About Lamain Voyage 2
Le premier soir m'a tout dit. Nous étions arrivés tard à Sebayur, juste comme le ciel virait en fusion derrière la crête volcanique. Tandis que d'autres bateaux mouillaient au large, le Lamain Voyage 2 s'est glissé dans la pointe nord de la crique, assez près pour sentir la forêt sèche. Un jeune matelot, pieds nus et silencieux, a fixé l'amarre tribord à un affleurement corallien isolé. Aucun cri, aucun coup de moteur. Ce silence n'était pas un oubli — c'était un calibrage.
À 41,5 mètres, le navire porte l'espace sans lourdeur. Les quatre cabines sont disposées avec une séparation délibérée — pas de cloison mitoyenne entre Maître et VIP, chacune accessible par des marches extérieures en teck. J'occupais la Supérieure, située à l'arrière, juste au-dessus de la ligne de flottaison. Le hublot encadrait le sillage chaque nuit, traînée d'argent liquide. À l'aube du jour 2, nous étions déjà à terre à Padar, grimpant sous le rémanent d'une lune presque pleine. L'ascension démarre raide, mais les lacets sont bien tracés, et l'équipage avait disposé des thermos de tisane au gingembre à la première crête.
Nous avons vu des dragons de Komodo non dans un enclos mis en scène, mais étalés près du poste des rangers de Loh Liang, à demi enfouis dans la poussière. Le guide, Pak Ade, a pointé la langue fourchue frémissant à notre odeur. Plus tard, à Pink Beach, le sable n'était pas seulement rose — il était moucheté de foraminifères rouges, corail broyé visible à la loupe. L'annexe du Lamain Voyage 2 nous a déposés dans une eau aux genoux, et nous avons pataugé sans marcher sur le récif. Pas de cordes, pas de plateformes flottantes. Juste le bon choix de marée.

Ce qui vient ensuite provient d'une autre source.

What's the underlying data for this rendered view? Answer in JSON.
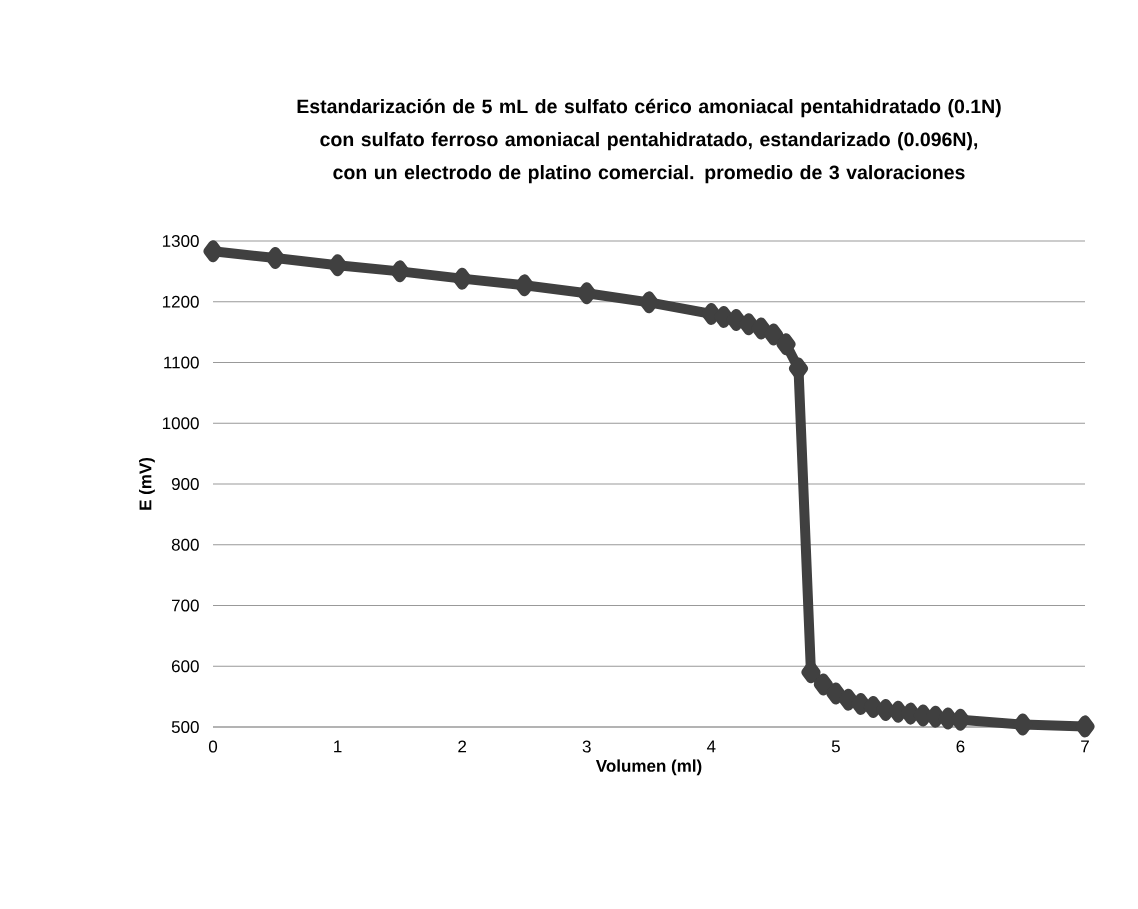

Le snorkeling à Manta Point n'était pas une mêlée générale. Le capitaine a positionné le bateau en amont du courant, et nous sommes entrés un par un, à 30 mètres de la station de nettoyage. Deux raies manta ont tourné autour de la même rainure dans le récif pendant 20 minutes, leurs pointes d'ailes soulevant la vase du basalte. De retour à bord, la station de rinçage disposait à la fois d'eau douce et d'une douche d'eau salée — un petit détail, mais après deux heures dans le courant, cela comptait.
Le dernier matin, nous avons atteint Taka Makassar à 7 h 15. Le banc de sable est apparu comme un mirage, fin et éblouissant. Kanawa a suivi — lagons peu profonds avec des tortues de mer fouillant les herbiers. Nous avons quitté Labuan Bajo à 8 h 30 le jour 1 ; nous sommes rentrés à 14 h le jour 3. Entre les deux, aucun programme ne semblait précipité. Même le bruit moteur était maîtrisé — transits matinaux à régime réduit, pour que la conversation ne soit pas étouffée par la vibration.